We now briefly describe results from an XPHT analysis of the capital letter A and the lower-case letter g rendered using over 90 standard fonts. Each letter was created as a small binary image (\(130 \times 130\) pixels) using an 84pt font size; these are shown in Figs. 10 and 11. The XPHT for each letter was computed using \(K= 32\) directions. Fonts vary in their letter placement with respect to a baseline, so we centred the XPHT summary for each shape using the method outlined in Turner et al. (2014). We did not need to consider angular alignment as the images are generated with a consistent orientation. The letters all have the same specified font size so we discuss the XPHT results without any scaling which allows the different heights and widths to serve as characteristics of the font. We can also scale the XPHT summaries so that each letter has the same diameter which changes the pairwise distances between these shapes a little; the results are given as supplementary figures in the appendix.

We computed all pairwise distances between the XPHT summaries using both the 1- and 2-Wasserstein metrics. Results for the 1-Wasserstein case are presented and discussed here; the other plots are given in the appendix. To demonstrate the types of shape features the XPHT captures, we use multi-dimensional scaling (MDS) to assign planar coordinates to each letter. The plots in Figs. 10 and 11 show that the XPHT distances capture the difference between serif and sans-serif versions of the letter A, and between single- and double-storey versions of the letter g. Of particular note is the font ‘Chalkduster’ (label 32) which has a textured look with small holes and rough boundary; the XPHT distances don’t make this a significant outlier for the letter As. Chalkduster g is an outlier for that set because the bowl doesn’t create a closed 1-cycle. It’s also worth noting that the XPHT distances create two clusters for the double-storey letter ‘g’s with those that have \(\beta _1 = 2\) on the left and those, such as fonts labelled 62 and 89, which look double-storey but have \(\beta _1 = 1\) clustered on the right and closer to the single-storey fonts. We emphasize that an ordinary PHT shape analysis could not replicate this clustering because the distances between single-storey and true double-storey ‘g’s would be infinite.

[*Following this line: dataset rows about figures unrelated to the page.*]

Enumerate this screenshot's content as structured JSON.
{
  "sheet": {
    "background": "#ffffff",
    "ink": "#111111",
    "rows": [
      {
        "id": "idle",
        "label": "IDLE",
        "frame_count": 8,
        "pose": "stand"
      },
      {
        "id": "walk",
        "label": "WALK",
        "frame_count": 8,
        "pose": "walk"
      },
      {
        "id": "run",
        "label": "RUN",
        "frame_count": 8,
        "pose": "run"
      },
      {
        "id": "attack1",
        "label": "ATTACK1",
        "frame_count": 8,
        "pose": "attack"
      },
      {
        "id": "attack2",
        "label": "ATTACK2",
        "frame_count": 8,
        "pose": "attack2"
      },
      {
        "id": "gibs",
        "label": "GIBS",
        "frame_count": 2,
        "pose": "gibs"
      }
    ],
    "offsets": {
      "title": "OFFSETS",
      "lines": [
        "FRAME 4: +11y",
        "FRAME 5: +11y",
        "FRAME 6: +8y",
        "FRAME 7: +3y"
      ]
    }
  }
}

These letters are included in the R-package release and more details about the analysis are provided in the vignettes.

8 Future directions

This paper presents a new approach to computing persistent homology for manifolds with boundary by exploiting relationships between the extended persistent homology of a manifold with boundary to that of just the boundary. Although the focus here has been on height functions of embedded shapes in Euclidean space it is reasonable to expect that similar results could hold for other kinds of functions, such as radial functions. One application already described, is the use of the XPHT in detecting symmetries of 2D shapes (Bermingham et al. 2023). Future directions of research also include considering generalisations to stratified spaces, adapting ideas from stratified Morse theory as developed by Goresky and MacPherson (1988).

Other areas to explore are theoretical properties of the XPHT. Stability results for the PHT for different embeddings of the same simplicial complex were proved in Skraba and Turner (2020) and these should hold for the XPHT by the same arguments. More generally, we expect better stability results for the XPHT than for the PHT as we can introduce new essential classes with small support without dramatically changing the extended persistent homology transform.